The future of standardised assessment: validity and trust in algorithms for assessment and scoring
This article considers the challenges of using artificial intelligence (AI) and machine learning (ML) to assist high-stakes standardised assessment. It focuses on the detrimental effect that even state-of-the-art AI and ML systems could have on the validity of national exams of secondary education, and how lower validity would negatively affect trust in the system.
To reach this conclusion, three unresolved issues in AI (unreliability, low explainability and bias) are addressed, to show how each of them would compromise the interpretations and uses of exam results (i.e. exam validity). Furthermore, the article relates validity to trust, and specifically to the ABI+ model of trust. Evidence gathered as part of exam validation supports each of the four trust-enabling components of the ABI+ model (ability, benevolence, integrity and predictability). It is argued, therefore, that the three AI barriers to exam validity limit the extent to which an AI-assisted exam system could be trusted.
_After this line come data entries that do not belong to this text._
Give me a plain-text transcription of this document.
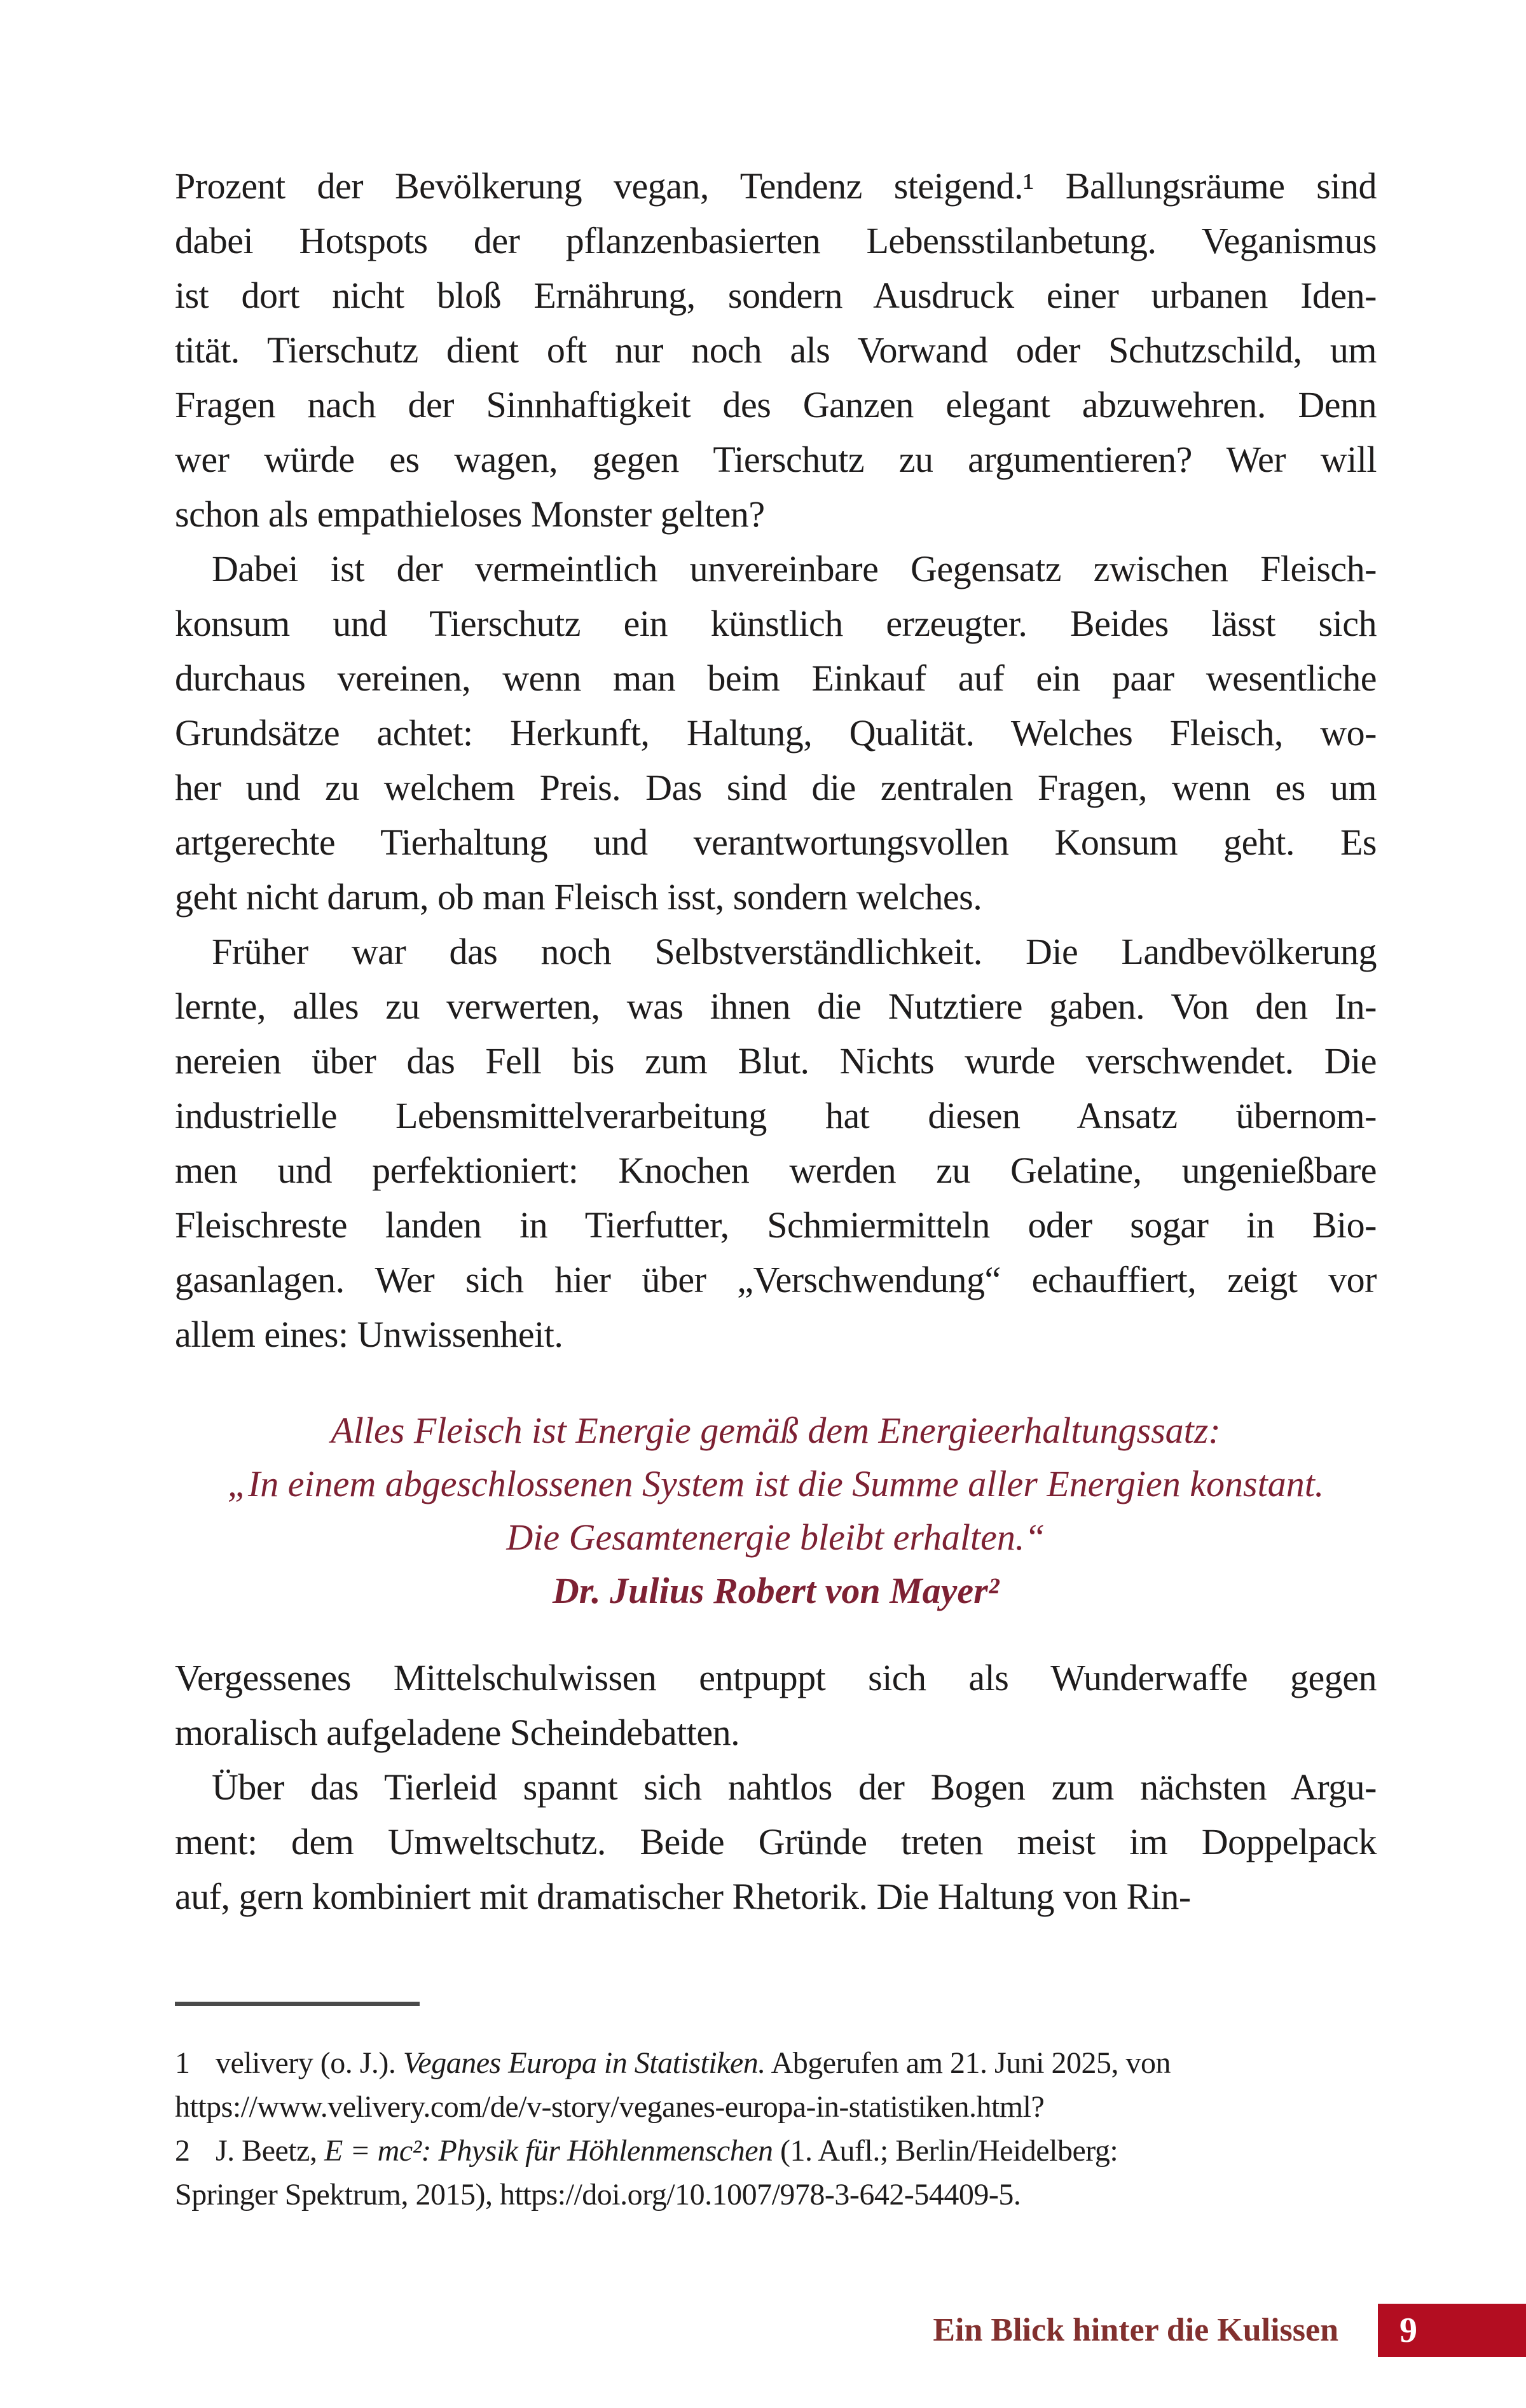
Prozent der Bevölkerung vegan, Tendenz steigend.¹ Ballungsräume sind
dabei Hotspots der pflanzenbasierten Lebensstilanbetung. Veganismus
ist dort nicht bloß Ernährung, sondern Ausdruck einer urbanen Iden-
tität. Tierschutz dient oft nur noch als Vorwand oder Schutzschild, um
Fragen nach der Sinnhaftigkeit des Ganzen elegant abzuwehren. Denn
wer würde es wagen, gegen Tierschutz zu argumentieren? Wer will
schon als empathieloses Monster gelten?
Dabei ist der vermeintlich unvereinbare Gegensatz zwischen Fleisch-
konsum und Tierschutz ein künstlich erzeugter. Beides lässt sich
durchaus vereinen, wenn man beim Einkauf auf ein paar wesentliche
Grundsätze achtet: Herkunft, Haltung, Qualität. Welches Fleisch, wo-
her und zu welchem Preis. Das sind die zentralen Fragen, wenn es um
artgerechte Tierhaltung und verantwortungsvollen Konsum geht. Es
geht nicht darum, ob man Fleisch isst, sondern welches.
Früher war das noch Selbstverständlichkeit. Die Landbevölkerung
lernte, alles zu verwerten, was ihnen die Nutztiere gaben. Von den In-
nereien über das Fell bis zum Blut. Nichts wurde verschwendet. Die
industrielle Lebensmittelverarbeitung hat diesen Ansatz übernom-
men und perfektioniert: Knochen werden zu Gelatine, ungenießbare
Fleischreste landen in Tierfutter, Schmiermitteln oder sogar in Bio-
gasanlagen. Wer sich hier über „Verschwendung“ echauffiert, zeigt vor
allem eines: Unwissenheit.
Alles Fleisch ist Energie gemäß dem Energieerhaltungssatz:
„In einem abgeschlossenen System ist die Summe aller Energien konstant.
Die Gesamtenergie bleibt erhalten.“
Dr. Julius Robert von Mayer²
Vergessenes Mittelschulwissen entpuppt sich als Wunderwaffe gegen
moralisch aufgeladene Scheindebatten.
Über das Tierleid spannt sich nahtlos der Bogen zum nächsten Argu-
ment: dem Umweltschutz. Beide Gründe treten meist im Doppelpack
auf, gern kombiniert mit dramatischer Rhetorik. Die Haltung von Rin-
1 velivery (o. J.). Veganes Europa in Statistiken. Abgerufen am 21. Juni 2025, von
https://www.velivery.com/de/v-story/veganes-europa-in-statistiken.html?
2 J. Beetz, E = mc²: Physik für Höhlenmenschen (1. Aufl.; Berlin/Heidelberg:
Springer Spektrum, 2015), https://doi.org/10.1007/978-3-642-54409-5.
Ein Blick hinter die Kulissen	9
The article suggests that addressing the issues of AI unreliability, low explainability and bias should be sufficient to put AI-assisted exams on par with traditional ones, but might not go as far as fully reassure the public. To achieve this, it is argued that changes to the quality assurance mechanisms of the exam system will be required. This may involve, for example, integrating principled AI frameworks in assessment policy and regulation.